Even with only two days in Bangkok, I am glad I took my friends advice and headed 80 km north to the old Siamese capital, Ayutthaya, now a UNESCO world heritage site.
To get from Bangkok to Ayutthaya my friend and I met at Victory Monument on the north side of Bangkok and took a van. A single van ticket cost 200 baht. The van rides takes one hour to one and a half hours depending on traffic.
The old capital was founded in 1350 A.D. by King Ramathibodi and in 1767 was greatly damaged during its conflicts with Burma/Myanmar. What remains is a cultural, religious, and historical haven all types will love and appreciate. The old temples and structures and the new shops and restaurants mix successfully together giving visitors a potent sense of the 600 year old city’s past while also housing a bustling community. Visitors can travel the length of the city by car, taxi, bike and more.
My Thai friend, a Buddhist and frequent Ayutthaya visitor, served as my guide through the cities many historical landmarks. We chose to hire a private pick-up truck taxi for the whole afternoon for 600 baht each for the three of us, so maybe 900 baht each if there is only two of you, a pricey but time efficient choice as it took us many hours to see only half the cities landmarks. Rates are negotiable, Thai people get a better deal, so learn some basic Thai phrases and sweet talk your way into a cheaper price.
However you decide to travel, you can pick and choose which of the many temples you would like to visit. Other than temples, Ayutthaya also offers a historical museum and elephant sanctuary. The historical museum homes many Buddha sculptures, currency, gold filigree works and other treasures honoring the Buddha. Elephants can be visited for petting, taking pictures, performances or even going for a ride.

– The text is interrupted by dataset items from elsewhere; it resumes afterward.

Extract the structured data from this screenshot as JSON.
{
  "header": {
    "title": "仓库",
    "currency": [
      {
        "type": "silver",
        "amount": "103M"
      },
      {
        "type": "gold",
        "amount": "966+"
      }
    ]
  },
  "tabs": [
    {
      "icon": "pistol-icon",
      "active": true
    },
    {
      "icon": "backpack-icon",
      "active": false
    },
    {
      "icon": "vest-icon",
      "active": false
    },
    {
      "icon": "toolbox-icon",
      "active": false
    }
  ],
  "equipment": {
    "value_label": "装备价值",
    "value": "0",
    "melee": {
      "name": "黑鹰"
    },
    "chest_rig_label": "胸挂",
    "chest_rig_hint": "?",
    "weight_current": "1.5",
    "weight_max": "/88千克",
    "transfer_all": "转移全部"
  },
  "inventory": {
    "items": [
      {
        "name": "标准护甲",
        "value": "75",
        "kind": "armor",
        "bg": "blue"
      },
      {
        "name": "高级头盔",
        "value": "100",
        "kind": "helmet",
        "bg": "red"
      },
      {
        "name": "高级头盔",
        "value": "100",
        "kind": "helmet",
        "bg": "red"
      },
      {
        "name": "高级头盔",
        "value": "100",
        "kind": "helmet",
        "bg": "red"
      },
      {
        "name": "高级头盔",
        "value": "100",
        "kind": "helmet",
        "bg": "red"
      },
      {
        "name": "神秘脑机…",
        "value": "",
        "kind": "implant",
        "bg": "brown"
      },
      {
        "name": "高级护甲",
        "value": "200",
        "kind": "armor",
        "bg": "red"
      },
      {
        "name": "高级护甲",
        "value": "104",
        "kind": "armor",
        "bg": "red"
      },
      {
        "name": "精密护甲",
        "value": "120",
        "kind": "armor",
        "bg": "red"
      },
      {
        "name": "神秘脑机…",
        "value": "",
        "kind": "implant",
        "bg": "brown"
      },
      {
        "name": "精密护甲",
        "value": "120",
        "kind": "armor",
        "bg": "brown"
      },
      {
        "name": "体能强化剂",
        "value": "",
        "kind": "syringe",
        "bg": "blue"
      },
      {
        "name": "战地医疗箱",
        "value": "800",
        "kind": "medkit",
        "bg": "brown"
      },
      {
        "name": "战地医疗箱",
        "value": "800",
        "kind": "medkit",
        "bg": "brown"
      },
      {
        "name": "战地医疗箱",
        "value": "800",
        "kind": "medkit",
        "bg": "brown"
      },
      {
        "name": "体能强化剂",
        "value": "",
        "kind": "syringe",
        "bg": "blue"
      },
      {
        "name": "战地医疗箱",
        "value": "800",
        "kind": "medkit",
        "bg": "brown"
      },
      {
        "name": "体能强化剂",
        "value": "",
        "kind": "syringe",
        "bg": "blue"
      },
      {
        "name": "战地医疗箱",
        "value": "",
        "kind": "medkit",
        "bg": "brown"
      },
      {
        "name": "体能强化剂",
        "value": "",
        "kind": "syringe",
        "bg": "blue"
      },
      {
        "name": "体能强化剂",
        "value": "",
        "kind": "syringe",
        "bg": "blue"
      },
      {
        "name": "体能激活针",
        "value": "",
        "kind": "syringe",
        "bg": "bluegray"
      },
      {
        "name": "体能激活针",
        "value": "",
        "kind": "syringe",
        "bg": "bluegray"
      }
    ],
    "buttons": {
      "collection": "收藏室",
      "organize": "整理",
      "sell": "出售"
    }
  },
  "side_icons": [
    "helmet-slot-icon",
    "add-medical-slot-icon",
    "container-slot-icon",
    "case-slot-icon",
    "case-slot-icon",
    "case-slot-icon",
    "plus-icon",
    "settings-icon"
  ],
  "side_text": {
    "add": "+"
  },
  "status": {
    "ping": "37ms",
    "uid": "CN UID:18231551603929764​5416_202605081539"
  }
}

Each temple or other site in Ayutthaya requires an entrance fee, some sites are free while most tickets run 20 baht. The more popular and sites including the museum and Wat Mahadhat run 100-200 baht.
Our first stop was at Wat Yai Chai Mongkhon, the main stupa remains in great condition and was my favorite landmark on the tour. Also, at Wat Yai Chai Mongkhon is the gorgeous 15 meter reclining Buddha draped in brilliant gold fabric.
We also stopped at Wat Mahathat, the enchanting temple with a Buddha head entangled in two neighboring bodhi tree roots. When taking a picture with the Buddha head you will be asked by an officer to kneel, your head should never reach higher than the Buddha head.
The city is surrounded by three merging rivers, designating the city into different cultural regions as well as giving visitors consistent water views. For lunch we visited the floating market with many shops and restaurants. You can stroll along the wooden boardwalk, buying goods from the stores or from the men and women selling their wares from their narrow boats. After shopping we ate som tum, a Southeast Asian favorite, made from unripe green papaya with lime, chilis, fish sauce, peanuts and other varying ingredients, pad Thai, and an iced Thai milk tea.
The floating market in Ayutthaya also offers free staged performances. After eating our delicious traditional Thai meal we enjoyed an incredible show depicting the war between Thailand and Myanmar. The actors used real blades when clashing against one another. WWE wrestling would be put to shame by these synchronized champions. The actors created a dramatic experience by taunting the audience, throwing fire, gushing realistic blood and even including a scene with a child actor getting disemboweled.